No less worrying is the state of mind amongst teacher trainees at the Cyril Potter College of Education where, we are told, (and we have raised this matter previously) the shortage of lecturers and other requisites associated with education delivery persist. Here again, we are told by the student teachers with whom we have spoken that they do not detect a sense of caring on the part of the Ministry. They too, bemoan what they consider to be the many disincentives ranging from the laughable level of the stipend that they receive (many CPCE students are men and women with family responsibilities) to the scarcity of lecturers.

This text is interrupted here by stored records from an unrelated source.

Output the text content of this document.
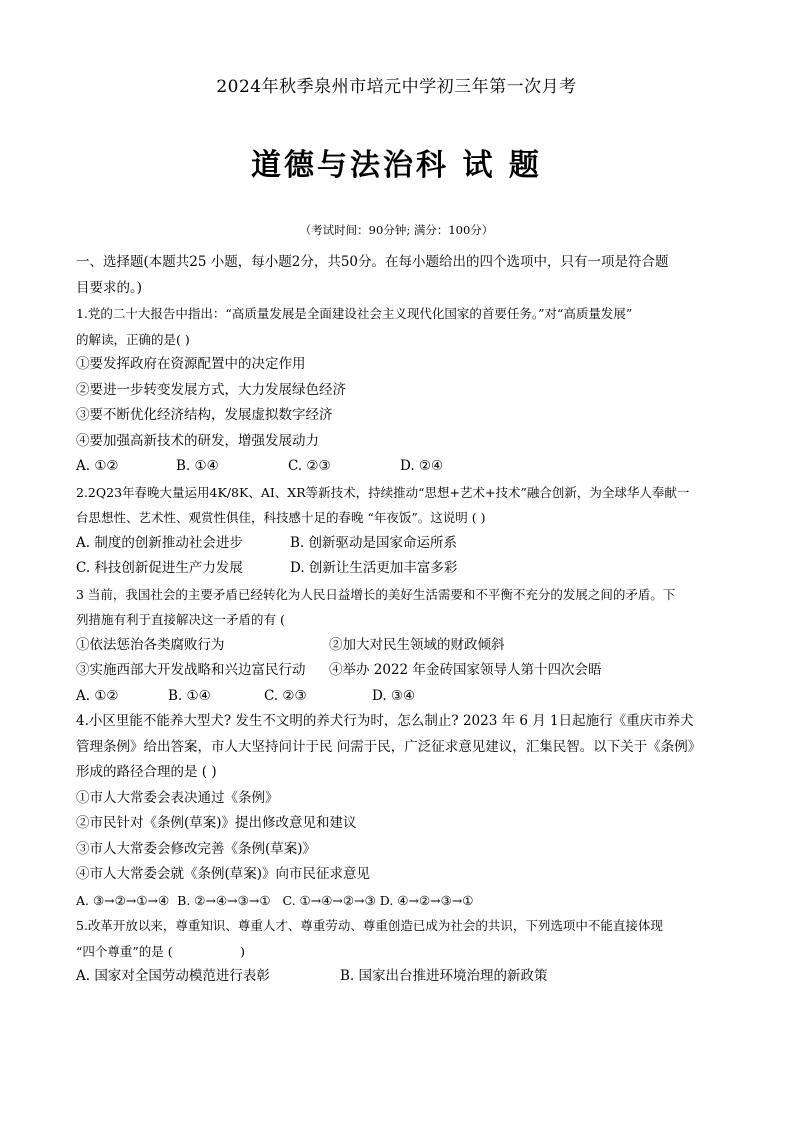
2024年秋季泉州市培元中学初三年第一次月考
道德与法治科 试 题
（考试时间：90分钟; 满分：100分）
一、选择题(本题共25 小题，每小题2分，共50分。在每小题给出的四个选项中，只有一项是符合题
目要求的。)
1.党的二十大报告中指出：“高质量发展是全面建设社会主义现代化国家的首要任务。”对“高质量发展”
的解读，正确的是( )
①要发挥政府在资源配置中的决定作用
②要进一步转变发展方式，大力发展绿色经济
③要不断优化经济结构，发展虚拟数字经济
④要加强高新技术的研发，增强发展动力
A. ①②	B. ①④	C. ②③	D. ②④
2.2Q23年春晚大量运用4K/8K、AI、XR等新技术，持续推动“思想+艺术+技术”融合创新，为全球华人奉献一
台思想性、艺术性、观赏性俱佳，科技感十足的春晚 “年夜饭”。这说明 ( )
A. 制度的创新推动社会进步	B. 创新驱动是国家命运所系
C. 科技创新促进生产力发展	D. 创新让生活更加丰富多彩
3 当前，我国社会的主要矛盾已经转化为人民日益增长的美好生活需要和不平衡不充分的发展之间的矛盾。下
列措施有利于直接解决这一矛盾的有 (
①依法惩治各类腐败行为	②加大对民生领域的财政倾斜
③实施西部大开发战略和兴边富民行动 ④举办 2022 年金砖国家领导人第十四次会晤
A. ①②	B. ①④	C. ②③	D. ③④
4.小区里能不能养大型犬? 发生不文明的养犬行为时，怎么制止? 2023 年 6 月 1日起施行《重庆市养犬
管理条例》给出答案，市人大坚持问计于民 问需于民，广泛征求意见建议，汇集民智。以下关于《条例》
形成的路径合理的是 ( )
①市人大常委会表决通过《条例》
②市民针对《条例(草案)》提出修改意见和建议
③市人大常委会修改完善《条例(草案)》
④市人大常委会就《条例(草案)》向市民征求意见
A. ③→②→①→④  B. ②→④→③→①   C. ①→④→②→③ D. ④→②→③→①
5.改革开放以来，尊重知识、尊重人才、尊重劳动、尊重创造已成为社会的共识，下列选项中不能直接体现
“四个尊重”的是 (                 )
A. 国家对全国劳动模范进行表彰	B. 国家出台推进环境治理的新政策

The worrisome thing about all this is the impression you get that the Ministry of Education has embraced a sort of Ivory Tower posture in which it does not consider itself accountable to the education system that it is designed to serve. Everywhere we check – among Heads of schools and teachers the message is the same…there is little if any room for open two-way communication. What obtains is a dialogue in which one party would appear to be deaf to the views of the other. More worrying, is what is appearing, increasingly, like a knee-jerk propensity on the part of the professional leadership to resort to a strong-arm posture that seeks to send a message about who’s in charge. If the education system is to deliver to a level that we are entitled to expect, pressure has to be brought to bear on those who ‘run things’ to understand that things will only get worse if they persist in ‘playing‘ God.